All those geographical factors have a negative impact on determining straight baselines for Iran. Moreover, the Iranian coastline lacks cuts and coastal promontories that can be connected as baseline points of the straight baselines. In contrast, Iran’s two Caspian neighbors, Turkmenistan and Azerbaijan, have convex coasts with advanced points and numerous islands that provide them with sufficient baseline points for drawing straight baselines—thus extending their territorial waters compared to Iran. These conditions led Tehran to demand a special privilege in determining the straight baselines in the last stage of negotiations before the signing of the Convention in Aktau. (Jplsq.ut.ac.ir, Spring 2020). Iran’s request was accepted at the Caspian littoral foreign ministers’ meeting in December 2017. As noted above, this is referenced in Article 1 of the 2018 Convention, which Iran then reaffirmed by issuing an interpretative declaration mentioning special geographical conditions.
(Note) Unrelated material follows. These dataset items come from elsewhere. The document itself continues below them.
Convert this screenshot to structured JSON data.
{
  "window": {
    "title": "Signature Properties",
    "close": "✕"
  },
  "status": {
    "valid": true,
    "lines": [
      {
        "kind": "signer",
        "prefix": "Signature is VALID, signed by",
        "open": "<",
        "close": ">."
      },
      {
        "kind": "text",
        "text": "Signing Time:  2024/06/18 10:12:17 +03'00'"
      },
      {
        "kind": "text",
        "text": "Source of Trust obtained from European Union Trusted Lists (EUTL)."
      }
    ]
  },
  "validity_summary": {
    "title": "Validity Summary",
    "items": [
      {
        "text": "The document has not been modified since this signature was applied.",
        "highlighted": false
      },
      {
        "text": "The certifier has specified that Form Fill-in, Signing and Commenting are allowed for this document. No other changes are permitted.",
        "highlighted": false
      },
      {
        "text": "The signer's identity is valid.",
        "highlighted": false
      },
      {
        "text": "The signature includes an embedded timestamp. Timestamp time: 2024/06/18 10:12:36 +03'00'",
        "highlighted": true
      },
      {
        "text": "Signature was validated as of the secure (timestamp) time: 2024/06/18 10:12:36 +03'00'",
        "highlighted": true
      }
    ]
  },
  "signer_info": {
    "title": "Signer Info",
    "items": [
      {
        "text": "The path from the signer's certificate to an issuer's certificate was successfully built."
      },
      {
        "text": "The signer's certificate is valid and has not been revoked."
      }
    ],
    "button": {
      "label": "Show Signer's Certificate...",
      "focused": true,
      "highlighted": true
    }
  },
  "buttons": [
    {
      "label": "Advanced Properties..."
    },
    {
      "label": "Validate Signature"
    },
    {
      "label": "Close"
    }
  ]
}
These circumstances clearly show that Tehran is extremely concerned about the curvature of the coastline that could negatively impact Iran’s share of the Caspian Sea, surface division, bed and subfloor. Indeed, the straight baselines are directly related to the amount of internal water, territorial water, contiguous zone, the exclusive economic zone and potentially the continental shelf in the Caspian Sea. Technical and expert negotiations on determining the baselines have been going on for about two years and have yet to be concluded. And due to the extremely elevated sensitivity of Iranian society to the issue of the legal regime of the Caspian Sea, it seems highly unlikely that the government will send the law on the legal regime of the Caspian Sea to the parliament for ratification before the end of the baseline negotiations. Meanwhile, President Rouhani’s term is set to end in August 2021 (with no ability to run again), making it highly unlikely that his government will make any moves regarding the Caspian Sea Convention in the next few months.